Esta análise possibilitou a verificação de que o gênero romanesco abarca muitos
elementos do contexto histórico em que é produzido. Além disso, é dotado de intenções
comunicativas, como todo enunciado. Ficou evidente, neste estudo, que a escolha lexical do
escritor não é aleatória, e sim intencional e carregada de sentido. O romance Vinte e zinco
fornece elementos suficiente que comprovam que a habilidade linguística, ou o
conhecimento pleno dos mecanismos de uma língua, permitem ao escritor a desconstrução
desta, a fim de produzir sentido.
Cabe, também, destacar que o estilo de cada romancista revela muito acerca de
suas intenções e de sua própria experiência com a língua e com a sociedade na qual está
inserido. No romance em questão, Mia Couto deixa transparecer, por meio da linguagem
que utiliza, marcas de um posicionamento ideológico acerca da luta pela independência em
seu país. Essa verificação é possível ao se levar em conta o período histórico tratado na
obra e a relação direta que o escritor teve com os acontecimentos relacionados à data de 25
de abril, temática central do romance. Outro fator relevante a respeito desta obra é sua
condição de produção, ou seja, um romance encomendado. Esse dado, também, reflete nas
intenções impressas no texto. Enfim, as reações causadas no leitor, objetivando algum tipo
de resposta, é que caracteriza o romance como um enunciado em seu todo.
REFERÊNCIAS
BAKHTIN, Mikhail. Estética da criação verbal. Trad. Maria Ermantina Galvão G. Pereira.
2.ed. São Paulo: Martins Fontes, 1997.
BRAIT, Beth (org.).

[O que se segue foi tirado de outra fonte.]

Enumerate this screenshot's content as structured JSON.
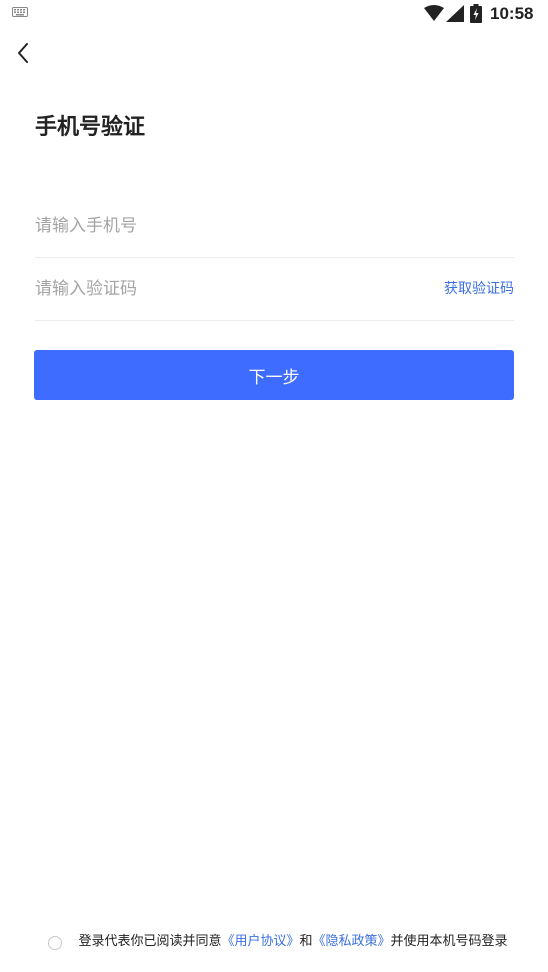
{
  "status_bar": {
    "time": "10:58",
    "icons": [
      "keyboard-icon",
      "wifi-icon",
      "cell-signal-icon",
      "battery-charging-icon"
    ]
  },
  "header": {
    "back_icon": "chevron-left-icon",
    "title": "手机号验证"
  },
  "form": {
    "phone_placeholder": "请输入手机号",
    "phone_value": "",
    "code_placeholder": "请输入验证码",
    "code_value": "",
    "get_code_label": "获取验证码"
  },
  "next_button_label": "下一步",
  "agreement": {
    "prefix": "登录代表你已阅读并同意",
    "user_agreement": "《用户协议》",
    "conjunction": "和",
    "privacy_policy": "《隐私政策》",
    "suffix": "并使用本机号码登录",
    "checked": false
  },
  "colors": {
    "accent": "#3d6cff",
    "link": "#3b6fe0",
    "placeholder": "#a4a4a4",
    "divider": "#ececec"
  }
}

Bakhtin: conceitos-chave. 4. ed. São Paulo: Contexto, 2008.
BRAIT, Beth. Estudos lingüísticos e estudos literários: fronteiras na teoria e na vida.
Disponível em:
<http://www.fflch.usp.br/dl/noticias/downloads/Curso_Bakhtin2008_Profa.%20MaCristina_Sa
mpaio/ARTIGO_BRAIT_EST_LING_LITER.pdf> acesso em: Maio, 2012.
COUTO, Mia. Vinte e Zinco. 2. ed. Lisboa: Caminho, 1999.